Her condition deteriorated and her aging husband, unable to care for her, had her admitted to a nursing home, where she told staff members that she wished to die, “but not now.” Although some doctors said she was “gloomy” and “hopeless,” one doctor reported her “cheerful and peaceful.”

The home’s senior doctor asserted the time was right because of a deterioration in the woman’s condition, and the woman’s husband concurred, although the report states that the patient had “never verbally requested euthanasia.”

A sleep-inducing drug was placed in her coffee, but the more than 80-year-old woman resisted the injection intended to kill her. The doctor then asked the relatives of the woman to hold her down while she administered the lethal injection.

“I am convinced that the doctor acted in good faith,” said Jacob Kohnstamm, the committee chairman, although he added that “we would like to see more clarity on how such cases are handled in the future.”

Part of the calculus for achieving that clarity, whether made explicit or not, will be economic considerations. A University of Calgary study recently published in the Canadian Medical Association Journal identified “substantial savings” that Canada, whose doctor-assisted euthanasia law closely resembles the Netherlands’, can reap from its annual health budget by killing willing patients rather than caring for them.

End-of-life care can be long and expensive, the report explains, while euthanasia costs just a few dollars per patient.

Here in the U.S., the Supreme Court ruled in 1997 that there is no Constitutional right to assisted suicide, but that states have the power to allow or prohibit it.

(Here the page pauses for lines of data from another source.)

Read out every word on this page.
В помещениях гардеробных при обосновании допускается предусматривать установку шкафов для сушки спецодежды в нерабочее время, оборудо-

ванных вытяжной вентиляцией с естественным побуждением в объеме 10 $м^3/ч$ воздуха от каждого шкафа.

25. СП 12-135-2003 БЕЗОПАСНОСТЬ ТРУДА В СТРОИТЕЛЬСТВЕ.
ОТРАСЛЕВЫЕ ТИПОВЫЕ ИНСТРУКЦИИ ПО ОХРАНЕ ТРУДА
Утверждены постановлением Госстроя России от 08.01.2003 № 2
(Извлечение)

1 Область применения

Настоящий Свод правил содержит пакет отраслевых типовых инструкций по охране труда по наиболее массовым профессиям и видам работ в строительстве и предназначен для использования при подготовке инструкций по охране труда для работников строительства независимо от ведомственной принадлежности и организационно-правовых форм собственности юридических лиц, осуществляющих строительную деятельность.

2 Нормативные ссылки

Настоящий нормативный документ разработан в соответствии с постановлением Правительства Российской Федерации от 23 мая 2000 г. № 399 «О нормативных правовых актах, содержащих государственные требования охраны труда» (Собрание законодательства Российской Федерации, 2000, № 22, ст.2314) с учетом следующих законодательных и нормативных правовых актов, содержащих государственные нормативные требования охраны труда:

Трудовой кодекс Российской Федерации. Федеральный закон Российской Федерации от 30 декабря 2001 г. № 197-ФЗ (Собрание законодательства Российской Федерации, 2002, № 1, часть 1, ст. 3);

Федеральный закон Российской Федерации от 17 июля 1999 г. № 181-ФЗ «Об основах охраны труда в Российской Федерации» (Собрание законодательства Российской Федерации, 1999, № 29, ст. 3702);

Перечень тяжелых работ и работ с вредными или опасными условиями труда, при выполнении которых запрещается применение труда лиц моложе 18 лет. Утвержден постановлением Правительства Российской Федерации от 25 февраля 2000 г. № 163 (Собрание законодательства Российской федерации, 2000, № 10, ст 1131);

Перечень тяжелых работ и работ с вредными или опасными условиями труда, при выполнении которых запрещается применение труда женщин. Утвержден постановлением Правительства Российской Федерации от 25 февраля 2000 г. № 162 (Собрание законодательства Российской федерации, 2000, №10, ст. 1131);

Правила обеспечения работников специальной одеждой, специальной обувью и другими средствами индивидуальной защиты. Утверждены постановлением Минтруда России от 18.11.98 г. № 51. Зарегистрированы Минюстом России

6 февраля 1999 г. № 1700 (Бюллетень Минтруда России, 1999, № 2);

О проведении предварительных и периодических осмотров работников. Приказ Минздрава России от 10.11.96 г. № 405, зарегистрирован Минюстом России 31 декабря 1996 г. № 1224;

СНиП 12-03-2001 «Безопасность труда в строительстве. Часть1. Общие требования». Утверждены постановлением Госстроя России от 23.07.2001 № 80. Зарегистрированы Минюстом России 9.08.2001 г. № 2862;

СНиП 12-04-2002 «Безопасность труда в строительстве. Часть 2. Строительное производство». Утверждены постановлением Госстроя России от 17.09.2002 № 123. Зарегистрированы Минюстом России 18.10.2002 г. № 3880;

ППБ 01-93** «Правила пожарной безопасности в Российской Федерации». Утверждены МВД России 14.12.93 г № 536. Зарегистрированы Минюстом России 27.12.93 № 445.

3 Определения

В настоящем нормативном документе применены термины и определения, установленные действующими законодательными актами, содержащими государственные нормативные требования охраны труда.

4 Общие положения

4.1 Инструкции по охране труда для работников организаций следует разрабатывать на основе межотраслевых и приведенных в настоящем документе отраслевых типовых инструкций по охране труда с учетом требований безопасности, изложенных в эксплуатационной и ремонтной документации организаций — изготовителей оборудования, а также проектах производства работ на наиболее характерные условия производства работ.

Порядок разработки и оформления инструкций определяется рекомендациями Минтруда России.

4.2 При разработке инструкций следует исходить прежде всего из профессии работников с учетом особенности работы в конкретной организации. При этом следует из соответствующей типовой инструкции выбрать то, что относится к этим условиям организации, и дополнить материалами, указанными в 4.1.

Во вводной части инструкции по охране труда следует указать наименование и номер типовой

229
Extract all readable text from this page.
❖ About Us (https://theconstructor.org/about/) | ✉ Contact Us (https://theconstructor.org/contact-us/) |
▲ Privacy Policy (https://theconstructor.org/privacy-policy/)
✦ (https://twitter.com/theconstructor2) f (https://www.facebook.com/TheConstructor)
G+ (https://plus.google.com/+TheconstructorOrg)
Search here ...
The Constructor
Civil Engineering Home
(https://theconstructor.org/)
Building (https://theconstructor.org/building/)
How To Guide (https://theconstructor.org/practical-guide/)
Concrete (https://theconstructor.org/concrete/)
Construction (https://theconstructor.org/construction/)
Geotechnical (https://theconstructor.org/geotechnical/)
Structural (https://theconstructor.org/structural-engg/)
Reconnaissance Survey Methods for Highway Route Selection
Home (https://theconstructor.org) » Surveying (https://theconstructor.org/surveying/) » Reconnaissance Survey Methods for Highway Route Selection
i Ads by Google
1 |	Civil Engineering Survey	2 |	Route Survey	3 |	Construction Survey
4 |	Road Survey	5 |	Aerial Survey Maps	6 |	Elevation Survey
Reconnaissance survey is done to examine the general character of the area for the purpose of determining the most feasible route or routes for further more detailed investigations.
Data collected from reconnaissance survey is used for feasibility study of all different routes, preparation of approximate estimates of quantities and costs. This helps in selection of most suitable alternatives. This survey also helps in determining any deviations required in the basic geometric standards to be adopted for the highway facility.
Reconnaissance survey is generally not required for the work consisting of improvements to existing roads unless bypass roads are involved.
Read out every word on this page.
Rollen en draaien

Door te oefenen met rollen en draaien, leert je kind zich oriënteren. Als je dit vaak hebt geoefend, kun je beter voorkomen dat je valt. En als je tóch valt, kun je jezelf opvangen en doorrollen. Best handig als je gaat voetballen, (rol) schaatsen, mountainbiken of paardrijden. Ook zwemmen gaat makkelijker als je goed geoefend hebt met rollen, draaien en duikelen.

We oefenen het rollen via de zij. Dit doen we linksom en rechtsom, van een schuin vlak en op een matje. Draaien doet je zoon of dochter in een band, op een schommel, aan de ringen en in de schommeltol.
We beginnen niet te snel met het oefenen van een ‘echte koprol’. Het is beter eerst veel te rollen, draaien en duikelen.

To date, five states have passed laws permitting the practice.

Despite the power of states here,  issues pertinent to physician-assisted suicide laws can still wend their way to the nation’s highest court.

In 2006, for example, then-Attorney General John Ashcroft tried to halt physician-assisted suicide in Oregon by contending that prescriptions written for that purpose did not meet the Controlled Substances Act’s requirement of serving a “legitimate medical purpose.”

The High Court ruled that Mr. Ashcroft could not block the law that way, but in a dissent to that ruling, the late, lamented Justice Antonin Scalia asserted that the legitimacy of physician-assisted suicide “ultimately rests, not on ‘science’ or ‘medicine,’ but on a naked value judgment.”

In a speech two years earlier about a different subject, Justice Scalia raised the specter of assisted suicide one day being embraced by the Court. After decrying the Court’s discovery in the Constitution of “a variety of liberties” that “were so little rooted in the traditions of the American people that they were criminal for 200 years,” Mr. Scalia added that his colleagues might be prepared to discover a Constitutional right to assisted suicide, too.

“We’re not [yet] ready to announce that right,” he said, sarcastically. “Check back with us.”

Justice Scalia’s death last year made that facetious comment less humorous. Thankfully, though, the man designated by President Donald Trump to assume Mr. Scalia’s still-vacant seat, Judge Neil M. Gorsuch, has a clear paper trail on the issue, in the form of his 2006 book “The Future of Assisted Suicide and Euthanasia.”

“Human life is fundamentally and inherently valuable,” Mr. Gorsuch wrote, in support of the existing laws in most states barring assisted suicide.

Society’s task, he said, was balancing “the interests of those persons who wish to control the timing of their deaths and those vulnerable individuals whose lives may be taken without their consent due to mistake, abuse or pressure in a regime where assisted suicide is legal.”

In light of cases like the Dutch patient’s, and calculations like those in the University of Calgary study, a perceptive, thoughtful, conscientious mind like Judge Gorsuch’s on the High Court is just what the doctor ordered.